User seit: 25.08.2006
Beiträge: 3171

BeitragVerfasst am: 02.02.2007 12:48    Titel: The Innocents (GB 1961, J. Clayton) Antworten mit Zitat

gesehen am 27.12.2006, 12.01.2007 (DVD) und 17.11.2011 (BD); 5/5

England, Ende des 19. Jahrhunderts: Die Gouvernante Miss Giddens wird in einem entlegenen Landhaus mit der Erziehung der wohlerzogenen Waisenkinder Flora und Miles beauftragt. Voller Eifer widmet sich Miss Giddens der Arbeit, die Kinder sind gehorsam, doch der wohlige Schein trügt: Furchtbares hat sich bereits in dem Landhaus ereignet. Mysteriöse Umstände und geisterhafte Erscheinungen lassen die Gouvernante befürchten, die beiden Kinder seien besessen...

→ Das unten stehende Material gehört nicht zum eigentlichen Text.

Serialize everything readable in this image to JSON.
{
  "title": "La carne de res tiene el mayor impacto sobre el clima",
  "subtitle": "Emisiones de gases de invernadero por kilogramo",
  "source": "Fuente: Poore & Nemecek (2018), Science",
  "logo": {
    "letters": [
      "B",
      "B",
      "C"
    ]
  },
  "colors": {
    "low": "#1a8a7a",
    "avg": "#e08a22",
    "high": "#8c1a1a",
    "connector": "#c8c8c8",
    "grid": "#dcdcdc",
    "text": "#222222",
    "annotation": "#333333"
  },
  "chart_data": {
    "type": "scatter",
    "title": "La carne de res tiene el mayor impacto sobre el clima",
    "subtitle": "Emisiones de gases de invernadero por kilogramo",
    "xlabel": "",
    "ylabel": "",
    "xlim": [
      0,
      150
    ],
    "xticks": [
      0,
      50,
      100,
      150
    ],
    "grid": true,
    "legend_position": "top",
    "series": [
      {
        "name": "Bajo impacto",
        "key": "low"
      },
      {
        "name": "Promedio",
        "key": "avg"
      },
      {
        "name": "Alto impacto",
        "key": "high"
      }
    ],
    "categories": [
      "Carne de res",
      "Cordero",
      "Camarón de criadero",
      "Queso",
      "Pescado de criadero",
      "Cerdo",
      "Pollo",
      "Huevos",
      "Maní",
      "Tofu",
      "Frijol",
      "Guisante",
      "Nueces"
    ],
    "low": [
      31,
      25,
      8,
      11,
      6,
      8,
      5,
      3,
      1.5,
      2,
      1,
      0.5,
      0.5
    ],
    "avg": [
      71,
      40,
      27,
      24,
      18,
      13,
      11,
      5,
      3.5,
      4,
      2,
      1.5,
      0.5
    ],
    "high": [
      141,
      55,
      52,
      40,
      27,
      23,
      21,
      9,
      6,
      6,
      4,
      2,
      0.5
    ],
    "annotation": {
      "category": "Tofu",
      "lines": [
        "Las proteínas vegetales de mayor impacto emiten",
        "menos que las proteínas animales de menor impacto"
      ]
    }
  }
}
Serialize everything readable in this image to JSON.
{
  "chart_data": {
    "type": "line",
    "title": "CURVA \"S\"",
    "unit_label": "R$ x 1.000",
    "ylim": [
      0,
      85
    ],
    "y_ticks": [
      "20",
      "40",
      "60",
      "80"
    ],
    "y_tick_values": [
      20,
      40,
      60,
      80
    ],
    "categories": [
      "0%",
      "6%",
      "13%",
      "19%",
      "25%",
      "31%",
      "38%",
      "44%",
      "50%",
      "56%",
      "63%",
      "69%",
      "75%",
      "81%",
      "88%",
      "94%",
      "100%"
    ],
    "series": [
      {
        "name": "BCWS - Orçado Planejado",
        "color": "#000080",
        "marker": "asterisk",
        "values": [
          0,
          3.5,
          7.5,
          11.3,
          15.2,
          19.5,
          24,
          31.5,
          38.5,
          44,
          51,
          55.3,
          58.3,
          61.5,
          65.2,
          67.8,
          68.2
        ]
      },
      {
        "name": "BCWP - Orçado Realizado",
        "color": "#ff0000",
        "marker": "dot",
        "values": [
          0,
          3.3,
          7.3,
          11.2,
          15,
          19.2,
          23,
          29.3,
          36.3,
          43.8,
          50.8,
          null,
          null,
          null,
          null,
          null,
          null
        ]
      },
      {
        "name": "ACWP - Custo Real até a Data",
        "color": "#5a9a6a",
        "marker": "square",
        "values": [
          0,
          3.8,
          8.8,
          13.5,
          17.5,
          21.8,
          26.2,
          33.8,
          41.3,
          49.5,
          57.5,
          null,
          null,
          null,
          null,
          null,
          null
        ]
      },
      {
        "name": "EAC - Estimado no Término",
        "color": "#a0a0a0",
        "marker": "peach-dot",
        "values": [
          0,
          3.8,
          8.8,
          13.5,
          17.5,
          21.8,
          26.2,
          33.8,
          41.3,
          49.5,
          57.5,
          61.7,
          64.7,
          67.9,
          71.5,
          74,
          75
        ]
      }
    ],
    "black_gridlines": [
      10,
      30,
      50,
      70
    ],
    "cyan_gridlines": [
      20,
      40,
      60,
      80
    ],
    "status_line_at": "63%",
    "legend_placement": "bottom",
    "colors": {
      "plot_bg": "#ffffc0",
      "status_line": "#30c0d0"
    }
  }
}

Als eine der großartigsten und beunruhigendsten Geistergeschichten, die je geschrieben wurden, ist Henry James’ „The turn of screw“ auch gleichzeitig eine der am häufigsten als Vorlage benutzen Geschichten dieser Gattung. Neben dem recht gelungenen „The Others“ (2001) von Alejandro Almenábar und zahlreichen anderen Fernsehverfilmungen ist Jack Claytons Verfilmung „The Innocents“ einer der besten Filme des Horrorgenres überhaupt. Was all diese übernatürlichen Geschehnisse so aufreibend macht und dafür sorgte, dass sowohl James’ Geschichte als auch Claytons Film ihre Zeit überdauerten, ist die Tatsache, dass man sich zu keinem Zeitpunkt über den Ursprung der Ereignisse sicher sein kann bzw. nicht darüber, ob es überhaupt real ist oder nur den Einbildungen der Gouvernante entspringt. Alles ist verschleiert in Andeutungen und Geheimnissen, angefangen bei den Geschichten um den Onkel der Kinder, Quint, und den unbekannten Umständen, die zum Tod der Eltern führten bis hin zum Tod der Vorgängerin von Miss Giddens, Miss Jessel. All diese rätselhaften Eindrücke und dazu ihre Sorge um das Wohlergehen der Kinder haben tiefgreifende (psychische) Auswirkungen auf Miss Giddens.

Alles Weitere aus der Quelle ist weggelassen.